Vulnerability Patch Testing

Is testing patches really worth it?

Usually when patches are released IT departments should be taking the patches and implementing there test procedures to determine any business impact from implementing the patch. This can include preventing that important application in marketing from working, but mostly the crayons are still OK. After this has happened within the separated Test Environment, the Change Control Procedure is conducted before this new patch is deployed into the live environment of the organisation.

Now in one or two organisations this process may be slightly less rigorous than in others. This process takes time and resources. A risk assessment should have been undertaken to determine the likelihood and impact of the vulnerability being exploited for that organisation. It could take a week or more to conduct this process effectively.

So we then ask ‘How long does it take from the patch for the vulnerabilities being released to the first attacks using that exploit being available?’ …

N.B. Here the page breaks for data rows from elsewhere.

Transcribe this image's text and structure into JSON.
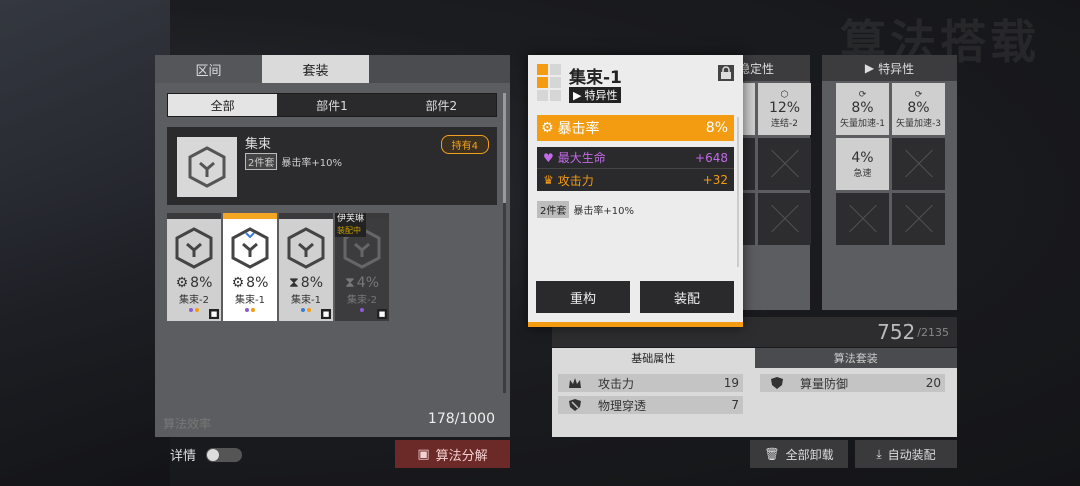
{
  "background": {
    "title": "算法搭载"
  },
  "left": {
    "tabs": [
      "区间",
      "套装"
    ],
    "filters": [
      "全部",
      "部件1",
      "部件2"
    ],
    "set_card": {
      "name": "集束",
      "pieces_tag": "2件套",
      "bonus": "暴击率+10%",
      "owned_badge": "持有4"
    },
    "items": [
      {
        "pct": "8%",
        "name": "集束-2",
        "stat_icon": "gear-icon",
        "locked": true
      },
      {
        "pct": "8%",
        "name": "集束-1",
        "stat_icon": "gear-icon",
        "selected": true
      },
      {
        "pct": "8%",
        "name": "集束-1",
        "stat_icon": "hourglass-icon",
        "locked": true
      },
      {
        "pct": "4%",
        "name": "集束-2",
        "stat_icon": "hourglass-icon",
        "owner": "伊芙琳",
        "owner_status": "装配中",
        "locked": true
      }
    ],
    "count": "178/1000",
    "efficiency_label": "算法效率"
  },
  "detail_label": "详情",
  "decompose_label": "算法分解",
  "right": {
    "stable_header": "稳定性",
    "special_header": "特异性",
    "stable_slots": [
      {
        "pct": "12%",
        "name": "连结-2"
      }
    ],
    "special_slots": [
      {
        "pct": "8%",
        "name": "矢量加速-1"
      },
      {
        "pct": "8%",
        "name": "矢量加速-3"
      },
      {
        "pct": "4%",
        "name": "急速"
      }
    ],
    "efficiency_value": "752",
    "efficiency_max": "/2135",
    "stat_tabs": [
      "基础属性",
      "算法套装"
    ],
    "stats": [
      {
        "label": "攻击力",
        "value": "19"
      },
      {
        "label": "算量防御",
        "value": "20"
      },
      {
        "label": "物理穿透",
        "value": "7"
      }
    ],
    "unequip_all": "全部卸载",
    "auto_equip": "自动装配"
  },
  "popup": {
    "name": "集束-1",
    "type": "特异性",
    "main_stat": {
      "label": "暴击率",
      "value": "8%"
    },
    "sub_stats": [
      {
        "label": "最大生命",
        "value": "+648",
        "color": "#c36ae8"
      },
      {
        "label": "攻击力",
        "value": "+32",
        "color": "#f39c12"
      }
    ],
    "set_tag": "2件套",
    "set_bonus": "暴击率+10%",
    "rebuild_label": "重构",
    "equip_label": "装配"
  },
  "colors": {
    "accent": "#f39c12",
    "purple": "#c36ae8"
  }
}
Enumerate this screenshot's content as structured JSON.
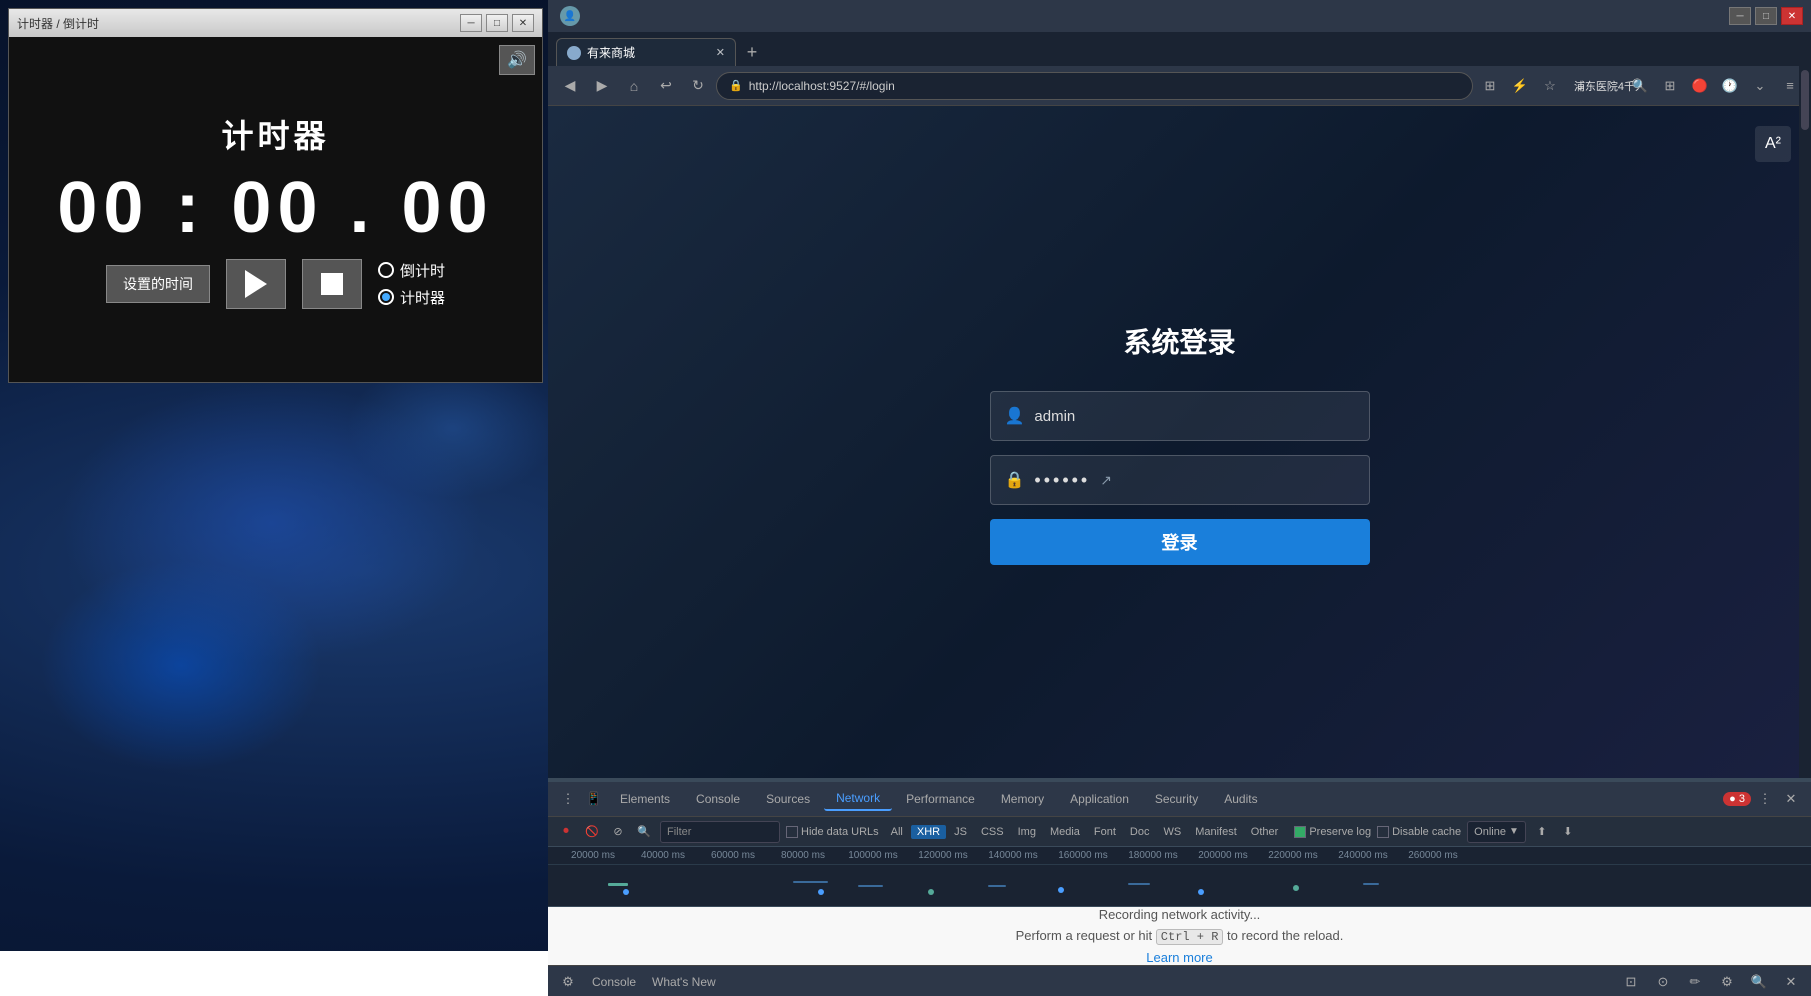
{
  "desktop": {
    "background_desc": "dark blue nebula space background"
  },
  "timer_window": {
    "title": "计时器 / 倒计时",
    "heading": "计时器",
    "display": "00 : 00 . 00",
    "set_time_label": "设置的时间",
    "play_label": "▶",
    "stop_label": "■",
    "countdown_label": "倒计时",
    "timer_label": "计时器",
    "volume_icon": "🔊",
    "min_btn": "─",
    "max_btn": "□",
    "close_btn": "✕"
  },
  "browser": {
    "tab_label": "有来商城",
    "new_tab_icon": "+",
    "back_icon": "◀",
    "forward_icon": "▶",
    "home_icon": "⌂",
    "refresh_back_icon": "↩",
    "refresh_icon": "↻",
    "address": "http://localhost:9527/#/login",
    "extensions_icon": "⊞",
    "star_icon": "★",
    "extension2_icon": "⊞",
    "titlebar_close": "✕",
    "titlebar_max": "□",
    "titlebar_min": "─",
    "profile_icon": "👤",
    "right_icons": [
      "⊞",
      "⚡",
      "☆",
      "⌄",
      "浦东医院4千人",
      "🔍",
      "⊞",
      "🔴",
      "🕐",
      "⌄",
      "≡"
    ]
  },
  "login_page": {
    "title": "系统登录",
    "translate_icon": "A²",
    "username_placeholder": "admin",
    "username_icon": "👤",
    "password_value": "••••••",
    "password_icon": "🔒",
    "eye_icon": "👁",
    "login_button": "登录"
  },
  "devtools": {
    "tabs": [
      {
        "label": "Elements",
        "active": false
      },
      {
        "label": "Console",
        "active": false
      },
      {
        "label": "Sources",
        "active": false
      },
      {
        "label": "Network",
        "active": true
      },
      {
        "label": "Performance",
        "active": false
      },
      {
        "label": "Memory",
        "active": false
      },
      {
        "label": "Application",
        "active": false
      },
      {
        "label": "Security",
        "active": false
      },
      {
        "label": "Audits",
        "active": false
      }
    ],
    "error_count": "● 3",
    "filter_placeholder": "Filter",
    "hide_data_urls_label": "Hide data URLs",
    "filter_types": [
      {
        "label": "All",
        "active": false
      },
      {
        "label": "XHR",
        "active": true
      },
      {
        "label": "JS",
        "active": false
      },
      {
        "label": "CSS",
        "active": false
      },
      {
        "label": "Img",
        "active": false
      },
      {
        "label": "Media",
        "active": false
      },
      {
        "label": "Font",
        "active": false
      },
      {
        "label": "Doc",
        "active": false
      },
      {
        "label": "WS",
        "active": false
      },
      {
        "label": "Manifest",
        "active": false
      },
      {
        "label": "Other",
        "active": false
      }
    ],
    "preserve_log_label": "Preserve log",
    "disable_cache_label": "Disable cache",
    "online_label": "Online",
    "timeline_marks": [
      "20000 ms",
      "40000 ms",
      "60000 ms",
      "80000 ms",
      "100000 ms",
      "120000 ms",
      "140000 ms",
      "160000 ms",
      "180000 ms",
      "200000 ms",
      "220000 ms",
      "240000 ms",
      "260000 ms"
    ],
    "recording_text": "Recording network activity...",
    "perform_text": "Perform a request or hit",
    "keyboard_shortcut": "Ctrl + R",
    "record_text": "to record the reload.",
    "learn_more": "Learn more",
    "bottom_tabs": [
      {
        "label": "Console",
        "active": false
      },
      {
        "label": "What's New",
        "active": false
      }
    ]
  }
}
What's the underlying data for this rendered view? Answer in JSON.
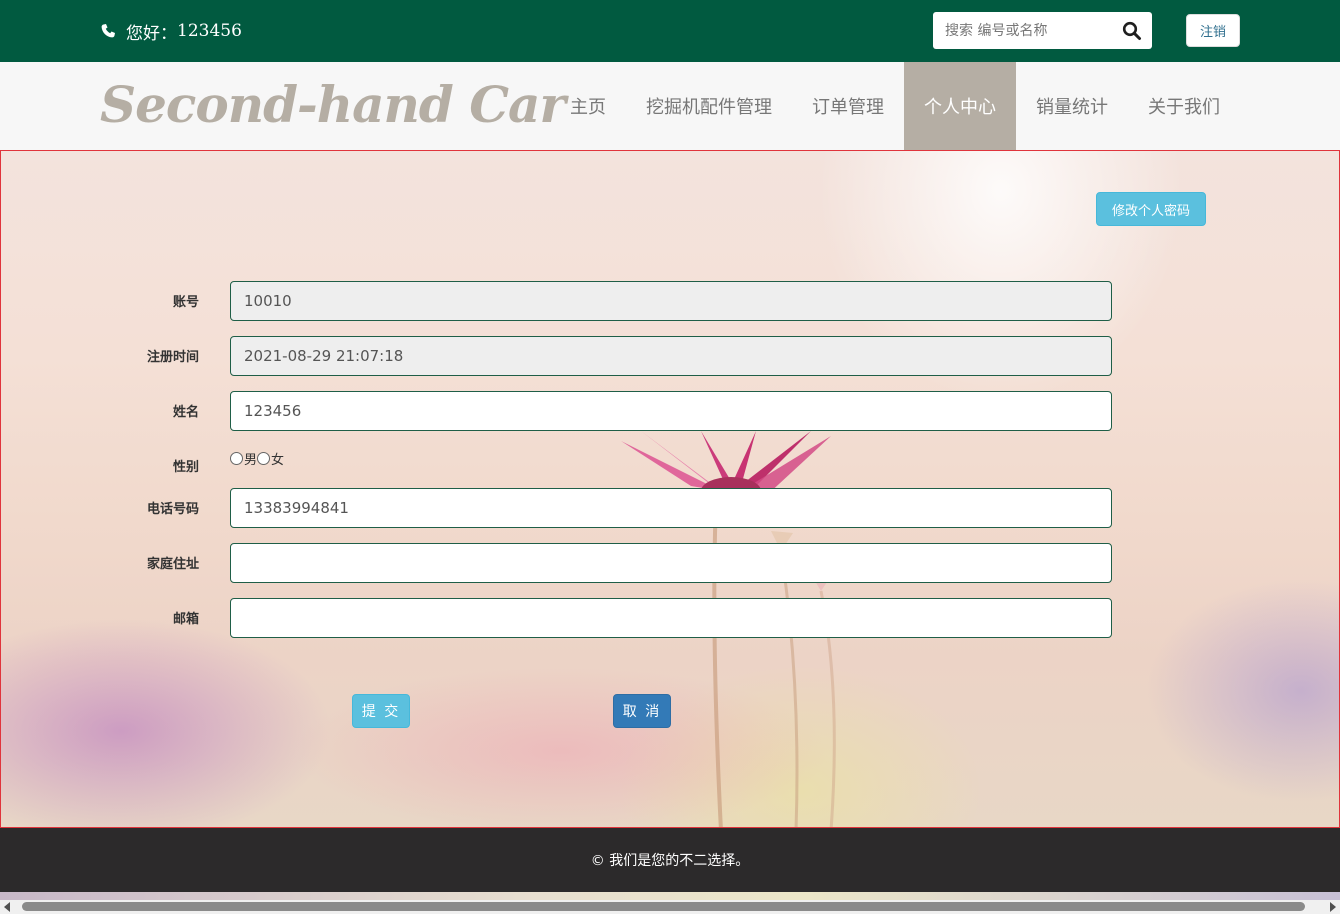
{
  "topbar": {
    "greeting_label": "您好：",
    "username": "123456",
    "search_placeholder": "搜索 编号或名称",
    "logout_label": "注销",
    "background_color": "#015a40"
  },
  "navbar": {
    "logo_text": "Second-hand Car",
    "items": [
      {
        "label": "主页",
        "active": false
      },
      {
        "label": "挖掘机配件管理",
        "active": false
      },
      {
        "label": "订单管理",
        "active": false
      },
      {
        "label": "个人中心",
        "active": true
      },
      {
        "label": "销量统计",
        "active": false
      },
      {
        "label": "关于我们",
        "active": false
      }
    ]
  },
  "main": {
    "change_password_label": "修改个人密码",
    "form": {
      "account": {
        "label": "账号",
        "value": "10010"
      },
      "register_time": {
        "label": "注册时间",
        "value": "2021-08-29 21:07:18"
      },
      "name": {
        "label": "姓名",
        "value": "123456"
      },
      "gender": {
        "label": "性别",
        "options": [
          "男",
          "女"
        ],
        "selected": null
      },
      "phone": {
        "label": "电话号码",
        "value": "13383994841"
      },
      "address": {
        "label": "家庭住址",
        "value": ""
      },
      "email": {
        "label": "邮箱",
        "value": ""
      }
    },
    "submit_label": "提 交",
    "cancel_label": "取 消"
  },
  "footer": {
    "text": "© 我们是您的不二选择。"
  },
  "colors": {
    "accent": "#015a40",
    "nav_active": "#b5aea4",
    "info_button": "#5bc0de",
    "primary_button": "#337ab7",
    "footer_bg": "#2c2a2b"
  }
}
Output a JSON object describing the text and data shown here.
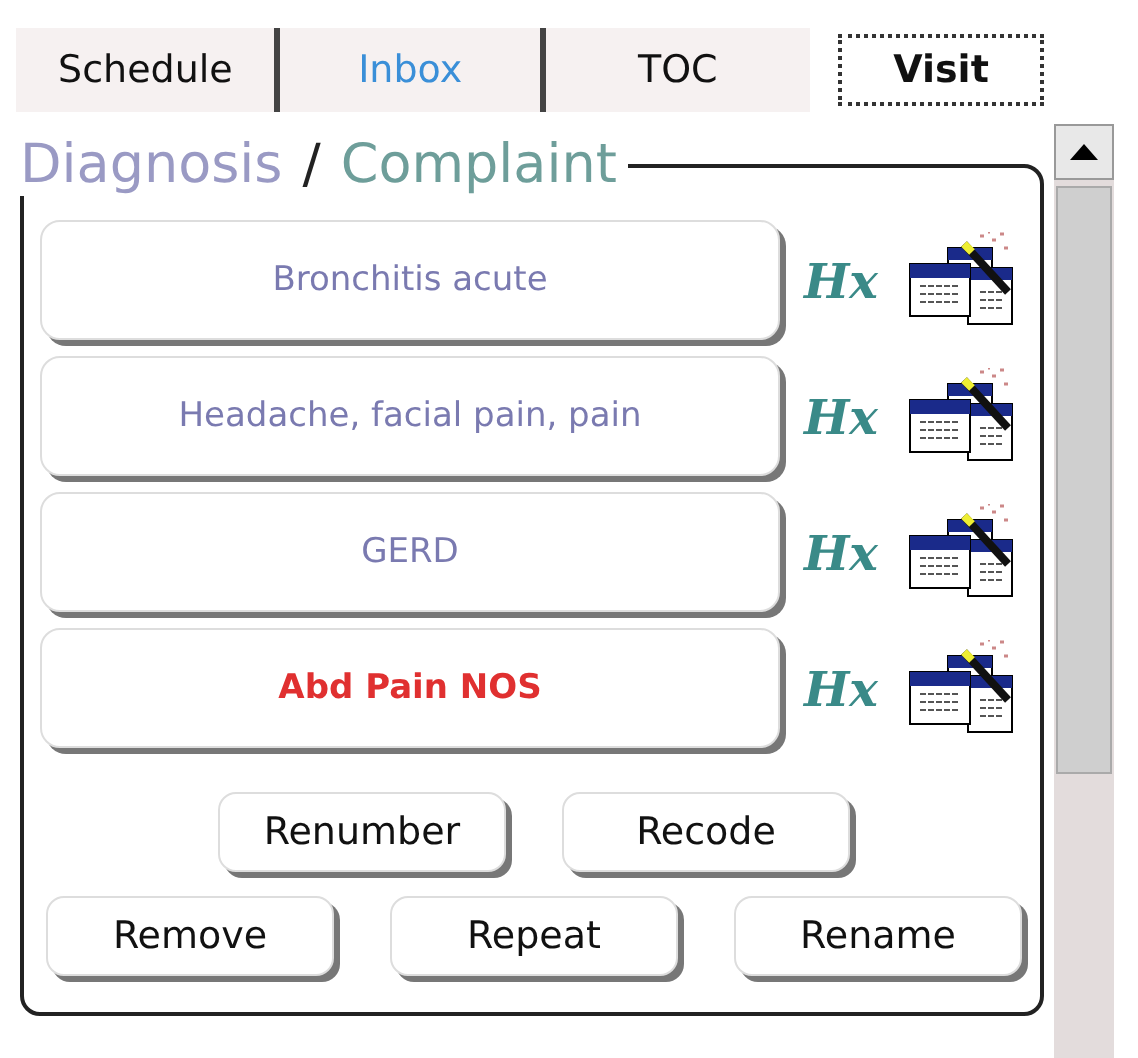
{
  "tabs": [
    {
      "label": "Schedule",
      "selected": false,
      "color": "#111111"
    },
    {
      "label": "Inbox",
      "selected": false,
      "color": "#3a8fd8"
    },
    {
      "label": "TOC",
      "selected": false,
      "color": "#111111"
    },
    {
      "label": "Visit",
      "selected": true,
      "color": "#111111"
    }
  ],
  "panel": {
    "legend": [
      {
        "text": "Diagnosis",
        "color": "#9a9ac4"
      },
      {
        "text": "/",
        "color": "#222222"
      },
      {
        "text": "Complaint",
        "color": "#6e9e9a"
      }
    ],
    "diagnoses": [
      {
        "label": "Bronchitis acute",
        "selected": false,
        "history": "Hx"
      },
      {
        "label": "Headache, facial pain, pain",
        "selected": false,
        "history": "Hx"
      },
      {
        "label": "GERD",
        "selected": false,
        "history": "Hx"
      },
      {
        "label": "Abd Pain NOS",
        "selected": true,
        "history": "Hx"
      }
    ],
    "button_rows": [
      [
        "Renumber",
        "Recode"
      ],
      [
        "Remove",
        "Repeat",
        "Rename"
      ]
    ]
  }
}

This used to be a time frame in keeping with the above effective process in testing and change control, recently though it appears that the game has moved on. It has been shown that attacks are often available 4 days after Patch Tuesday and in some cases even faster.

The combination of less than perfect ‘test environments and procedures’ and short timescales to attacks being available has led several large organisations to consider deploying patches immediately they are released to protect their systems.  This view is assisted by ever expanding mechanisms for application and system delivery including thin client, centralised virtual desktops and application virtualisation.  By providing the capacity to ‘roll back’ to a known state swiftly and effectively it is becoming possible for orgainsations to reduce the risk in patching early and gain the benefits.

~ by Simon Hancock on February 5, 2008.